We Need Courage to Stand Up for Public Education

(The following was delivered to the School Committee at its public hearing on Thursday, March 15)

Good evening and welcome to the Chelsea Public Schools FY19 Budget Public Hearing. This year’s budget represents a budget gap of $3.1 million between what we need and what we can do.

We have worked very hard in this budget season to maintain a district lens and sacrifice for the greater good of our students and staff. We have maintained programs and services that are required compliance, regulations or law; we have prioritized our Accelerated Improvement Plan work and our Turnaround Plan work, because that work is about our students’ futures. We have made cuts that were the least impactful on classroom instruction and we have shifted positions with the shifting needs of our student demographics—positions shifted to where there is more student need.

It is fitting that our FY19 school budget is being presented to you this week; because this week is Public Schools Week across our nation. Public schools are the foundation of our democracy. Ladies and gentlemen, I LOVE PUBLIC EDUCATION!

Public education is inclusive and universal. We welcome and educate all races, religions, sexual orientations, abilities, and languages. We are the best investment with the highest return on our future as a country, dollar for dollar.

Strengthening our public schools is the best way to ensure our children’s success and our country’s prosperity. And yet, sadly, we find ourselves in a time and place where we are not willing as a society, as a citizenry, to invest in public education. Each year I come to you with a budget that is failing more and more to meet the complex needs of our students.

Each year I come to you with a budget that fails to provide an equitable education compared to public school children in wealthier communities. Each year we, these educators—teachers, administrators, paraprofessionals here tonight are being asked to do more with far less.

Providing our schools with the funding that is needed for our children, for the next generation is the civil rights struggle of our time. Will you join me in this civil rights struggle; will you join me in our quest for social justice?

We need now, today, to have the courage to stand up for public education. We need to have the courage to face our federal and state leaders and demand that the definition of “adequacy” in education, especially for our children in urban communities is no longer a fluctuating dollar figure, annually.

I ask you to:

  • Call or email your state legislators to restore to Chelsea this year the $300 per student rate in the economically disadvantaged allocation – an amount that will provide Chelsea with over $1,000,000 more in our budget.
  • Call or email your state legislators to support Senate Bill 223, An Act Modernizing the Foundation Budget for the 21st Century, which will begin a seven-year incremental and fairly paced structural fix to the foundation budget formula. Because if the foundation formula was implemented today, without adjusting rates for inflation, but simply giving us what was promised in the formula algorithm itself, such as 100 percent charter school reimbursement rather than 47 percent reimbursement, Chelsea would have an additional $17 million dollars in its Chapter 70 budget.
  • Call or email your congressional delegation to stop at the federal level the continued prioritization of privatization as well as stop the elimination of federal grants such as Title II, Title IV, 21st Century, and other cuts proposed in President Trump’s FY19 budget.

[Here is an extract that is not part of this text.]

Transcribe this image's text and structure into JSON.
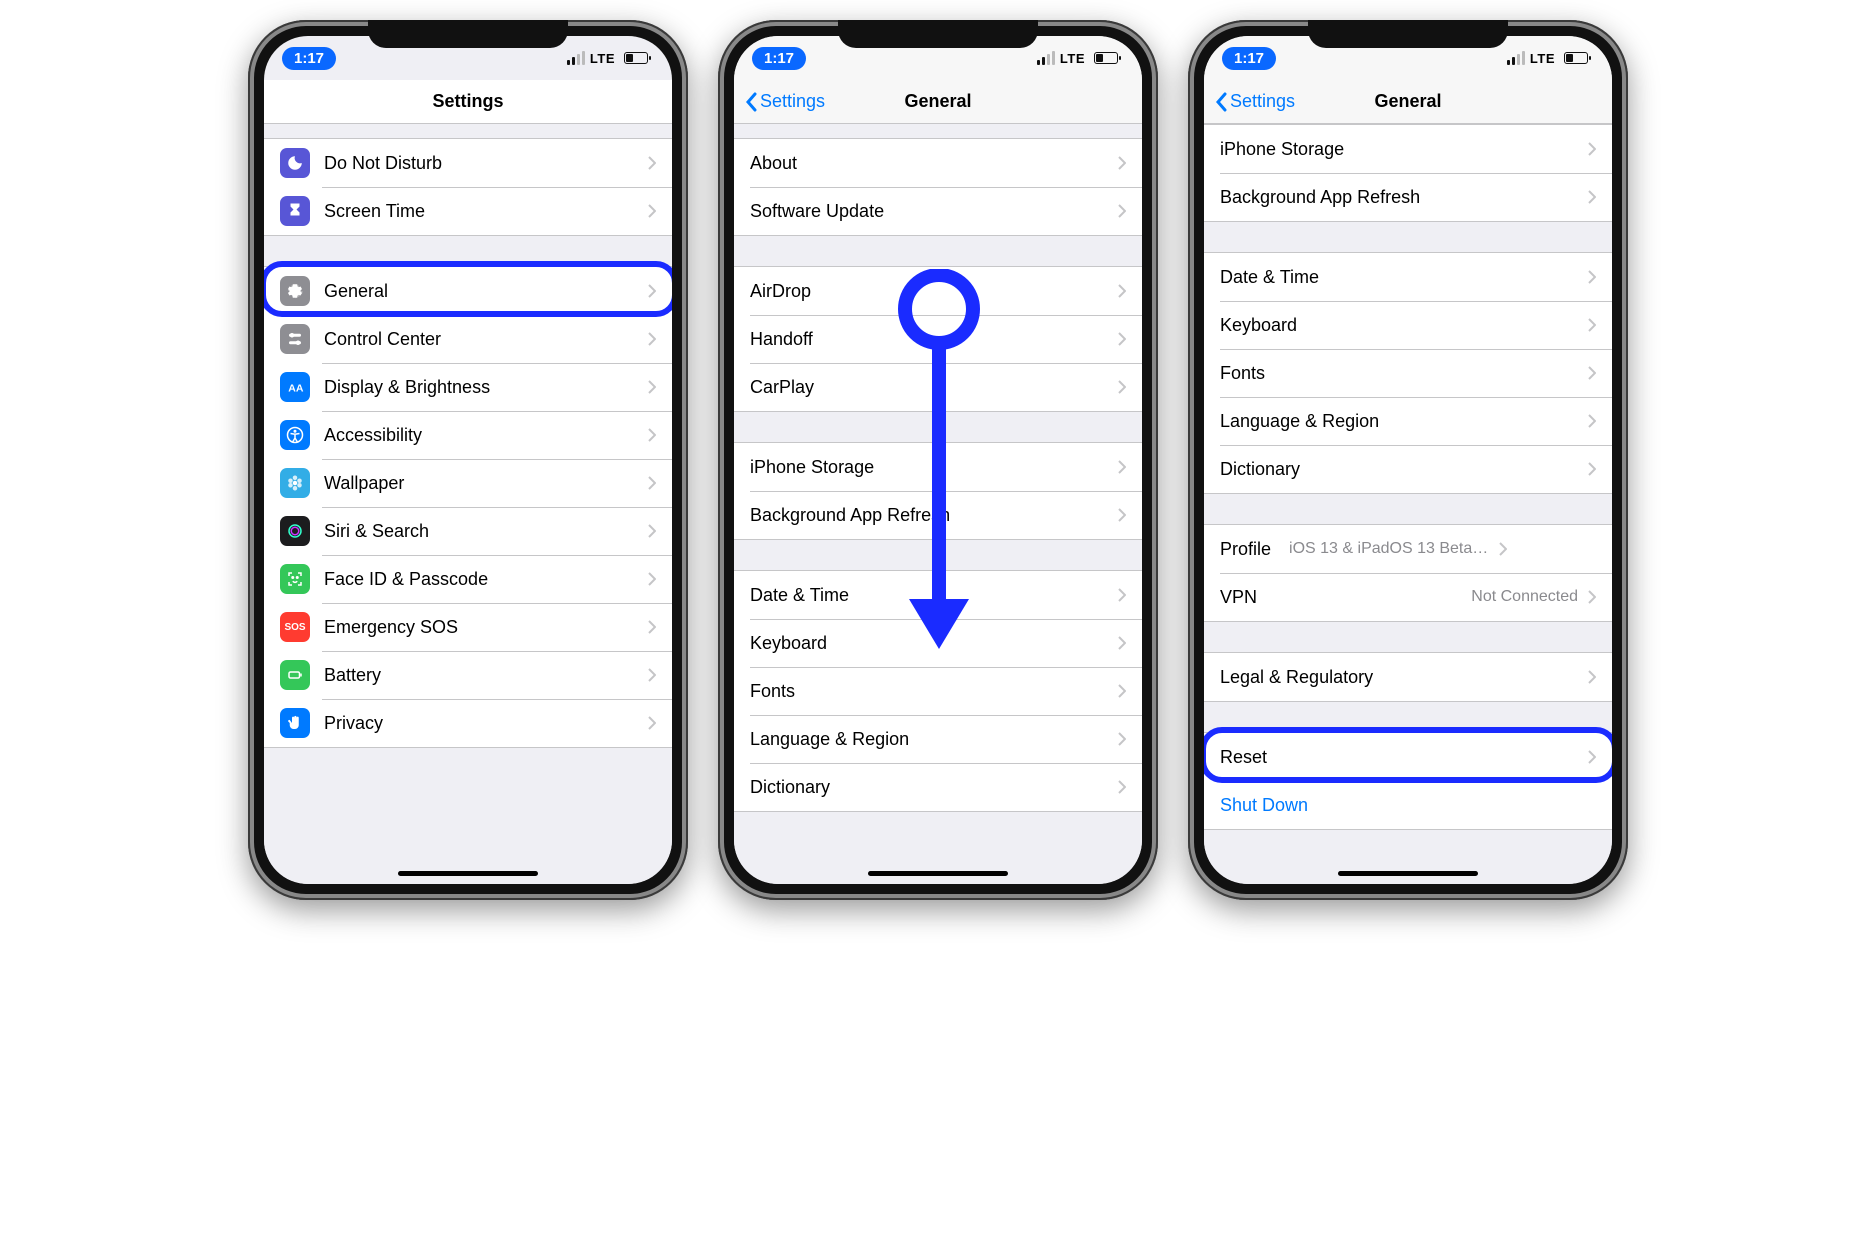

Eleanor Roosevelt once said, “Courage is more exhilarating than fear, and in the long run it is easier. We do not have to become heroes overnight. Just a step at a time, meeting each thing that comes up, seeing it is not as dreadful as it appeared, discovering we have the strength to stare it down.”

I ask that each of you have the courage, alongside me, to take the next step and stare down the inequities; I ask that each of you take up the next step in our educational civil rights challenge, in our search for social justice. We can’t wait any longer, the structural deficit is causing harm to our children’s futures.

We need to start loving and funding public education once again.